Our instances of postoperative complications ought to be understood in the context of our patients’ high rates of preexisting pathology, such as RD (48%) in the ipsilateral eye and glaucoma (24%), as well as the mean age of our patient cohort (76 ± 9.5 years). As expected, eyes that had a more complex history of pathology tended to develop more complications after this procedure.
In our study, the lack of a significant difference between the visual outcomes of patients with preexisting glaucoma and those without in the setting of IOL dislocation is also a notable finding. The benefit of this surgical intervention in glaucoma patients has to be weighed against the potential risk for worsening the underlying condition without improving VA if the loss of VA is caused by a neurosensory change rather than a refractive error. For our patients with existing glaucoma, the calculus seems to favor intervention given that their best achieved VA was not significantly different than that of patients who presented without glaucoma.

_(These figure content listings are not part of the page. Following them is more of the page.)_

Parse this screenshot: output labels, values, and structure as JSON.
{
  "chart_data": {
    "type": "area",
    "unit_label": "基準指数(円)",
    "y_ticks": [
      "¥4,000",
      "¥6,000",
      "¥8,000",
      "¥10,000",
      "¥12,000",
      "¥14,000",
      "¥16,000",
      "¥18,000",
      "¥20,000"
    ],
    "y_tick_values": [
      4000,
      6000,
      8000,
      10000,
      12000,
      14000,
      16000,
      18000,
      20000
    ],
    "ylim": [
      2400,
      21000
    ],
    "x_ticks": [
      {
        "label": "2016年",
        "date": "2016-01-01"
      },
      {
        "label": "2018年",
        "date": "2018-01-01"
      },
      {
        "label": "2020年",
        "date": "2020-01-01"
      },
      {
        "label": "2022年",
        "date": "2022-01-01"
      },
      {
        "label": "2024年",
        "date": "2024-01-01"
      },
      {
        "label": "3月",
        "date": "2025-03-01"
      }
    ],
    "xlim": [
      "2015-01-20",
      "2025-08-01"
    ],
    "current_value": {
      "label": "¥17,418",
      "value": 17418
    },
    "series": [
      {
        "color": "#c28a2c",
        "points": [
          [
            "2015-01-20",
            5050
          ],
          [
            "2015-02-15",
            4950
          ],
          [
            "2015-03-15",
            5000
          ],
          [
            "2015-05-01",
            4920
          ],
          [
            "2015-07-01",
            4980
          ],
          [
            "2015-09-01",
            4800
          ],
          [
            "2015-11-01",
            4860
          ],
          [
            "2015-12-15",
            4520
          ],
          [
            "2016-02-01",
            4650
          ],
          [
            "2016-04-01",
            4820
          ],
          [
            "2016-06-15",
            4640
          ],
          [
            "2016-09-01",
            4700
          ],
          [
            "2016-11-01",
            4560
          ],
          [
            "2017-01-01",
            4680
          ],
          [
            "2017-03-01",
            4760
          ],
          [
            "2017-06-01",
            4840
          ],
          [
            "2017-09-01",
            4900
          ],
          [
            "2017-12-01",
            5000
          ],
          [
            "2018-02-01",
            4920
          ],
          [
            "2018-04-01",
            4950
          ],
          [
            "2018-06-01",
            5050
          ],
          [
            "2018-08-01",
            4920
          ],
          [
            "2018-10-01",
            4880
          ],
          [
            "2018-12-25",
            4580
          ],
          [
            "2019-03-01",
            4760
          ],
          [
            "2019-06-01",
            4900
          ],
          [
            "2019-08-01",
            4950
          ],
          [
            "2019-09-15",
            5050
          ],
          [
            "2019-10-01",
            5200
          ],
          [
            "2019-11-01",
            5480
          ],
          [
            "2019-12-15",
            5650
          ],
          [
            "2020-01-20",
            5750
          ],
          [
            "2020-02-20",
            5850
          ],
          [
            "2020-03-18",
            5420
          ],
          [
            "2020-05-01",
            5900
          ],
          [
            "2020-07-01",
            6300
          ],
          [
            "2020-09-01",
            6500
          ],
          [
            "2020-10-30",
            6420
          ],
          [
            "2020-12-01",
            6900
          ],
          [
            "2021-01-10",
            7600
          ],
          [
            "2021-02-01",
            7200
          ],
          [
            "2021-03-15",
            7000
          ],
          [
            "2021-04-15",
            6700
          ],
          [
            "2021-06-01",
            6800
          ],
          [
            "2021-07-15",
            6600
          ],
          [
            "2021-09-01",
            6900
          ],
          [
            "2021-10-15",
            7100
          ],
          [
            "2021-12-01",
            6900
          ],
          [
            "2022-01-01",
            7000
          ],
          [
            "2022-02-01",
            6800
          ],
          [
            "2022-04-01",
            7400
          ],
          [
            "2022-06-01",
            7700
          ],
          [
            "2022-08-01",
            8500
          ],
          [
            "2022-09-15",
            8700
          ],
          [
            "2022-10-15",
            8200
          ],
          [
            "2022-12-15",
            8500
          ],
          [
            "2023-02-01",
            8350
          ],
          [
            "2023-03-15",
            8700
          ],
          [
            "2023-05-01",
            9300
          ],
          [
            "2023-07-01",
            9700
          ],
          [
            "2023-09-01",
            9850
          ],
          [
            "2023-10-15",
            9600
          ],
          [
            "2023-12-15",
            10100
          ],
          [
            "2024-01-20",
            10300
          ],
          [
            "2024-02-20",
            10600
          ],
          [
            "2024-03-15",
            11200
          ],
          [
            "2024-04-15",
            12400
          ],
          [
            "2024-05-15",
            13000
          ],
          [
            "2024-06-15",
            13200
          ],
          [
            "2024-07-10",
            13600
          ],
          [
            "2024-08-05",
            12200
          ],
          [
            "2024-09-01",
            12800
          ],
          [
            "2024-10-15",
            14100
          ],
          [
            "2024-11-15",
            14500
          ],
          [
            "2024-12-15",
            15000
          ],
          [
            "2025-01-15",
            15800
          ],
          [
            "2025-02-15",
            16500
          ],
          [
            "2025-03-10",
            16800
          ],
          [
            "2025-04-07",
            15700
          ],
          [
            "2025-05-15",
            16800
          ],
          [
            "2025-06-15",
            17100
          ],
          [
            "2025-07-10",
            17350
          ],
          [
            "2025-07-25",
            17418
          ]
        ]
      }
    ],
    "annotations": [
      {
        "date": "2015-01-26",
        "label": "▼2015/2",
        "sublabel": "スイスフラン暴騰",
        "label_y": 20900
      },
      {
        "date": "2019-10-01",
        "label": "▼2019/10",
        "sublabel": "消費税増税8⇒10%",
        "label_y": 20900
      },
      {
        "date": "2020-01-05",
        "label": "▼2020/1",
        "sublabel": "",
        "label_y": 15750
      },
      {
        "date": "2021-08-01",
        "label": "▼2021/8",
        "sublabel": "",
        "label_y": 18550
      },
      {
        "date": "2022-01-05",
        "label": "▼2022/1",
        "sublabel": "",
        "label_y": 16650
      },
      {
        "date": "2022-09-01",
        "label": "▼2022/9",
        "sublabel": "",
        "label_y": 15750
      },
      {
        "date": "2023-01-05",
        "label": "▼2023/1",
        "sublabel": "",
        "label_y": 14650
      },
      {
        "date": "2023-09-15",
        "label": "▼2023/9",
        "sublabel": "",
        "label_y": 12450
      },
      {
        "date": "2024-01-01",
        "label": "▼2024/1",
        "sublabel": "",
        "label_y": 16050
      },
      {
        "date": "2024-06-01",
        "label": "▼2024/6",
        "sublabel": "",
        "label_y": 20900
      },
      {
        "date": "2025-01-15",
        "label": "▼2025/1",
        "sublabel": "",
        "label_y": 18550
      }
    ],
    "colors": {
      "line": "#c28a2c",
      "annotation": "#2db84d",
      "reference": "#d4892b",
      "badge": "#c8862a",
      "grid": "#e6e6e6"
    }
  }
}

This study has limitations worth considering in the interpretation of its results. First, it evaluated a relatively small number of eyes (n = 25), which could have skewed data toward a type I or type II error. Second, all surgeries were performed by the same surgeon; thus, the results may not be generalizable. Third, UBM imaging was not performed for all patients because it was available at only 1 one of 5 clinic locations; thus, the results in the subset of patients who had UBM might may not fully represent the overall outcomes. BCVA could not be consistently assessed because of the nature of the surgical context in which these patients received care; therefore, our results represent the corrected and uncorrected best achieved VA at postoperative follow-up appointments. Further research should be directed toward elucidating indications for IOL refixation vs IOL exchange to provide the best outcomes for patients based on their presenting conditions and history. In conclusion, sutureless flanged ISHF for a dislocated 3-piece PMMA IOL by our modified Yamane technique is a simple, safe, and effective method to restore VA without the
need for IOL explantation through a large incision. Our technique for rescuing a dislocated 3-piece PMMA IOL with flanged ISHF led to a significant improvement in VA, low longterm complication rates and, on average, excellent angulation when viewed under UBM.
Presented at the annual meetings of the American Academy of Ophthalmology (virtual meeting), November 2020, and the American Society of Retina Specialists Annual Meeting, Chicago, IL, USA, August 2019.
This retrospective study was conducted with approval by the Rocky Vista University Institutional Review Board (#2019-0106) and was in accordance with the Declaration of Helsinki and all applicable US Health Insurance Portability and Accountability Act regulations.
Statement of Informed Consent
Informed consent was obtained prior to performing the procedure, including permission for publication of all photographs and images included herein.
Declaration of Conflicting Interests
The author(s) declared the following potential conflicts of interest with respect to the research, authorship, and/or publication of this article: Dr. Adam is a consultant to Genentech, Apellis, Iveric Bio, RegenxBio, and Allergan and a speaker for Genentech and Regeneron. Dr. Curran has no competing interests to report.
The author(s) received no financial support for the research, authorship, and/or publication of this article.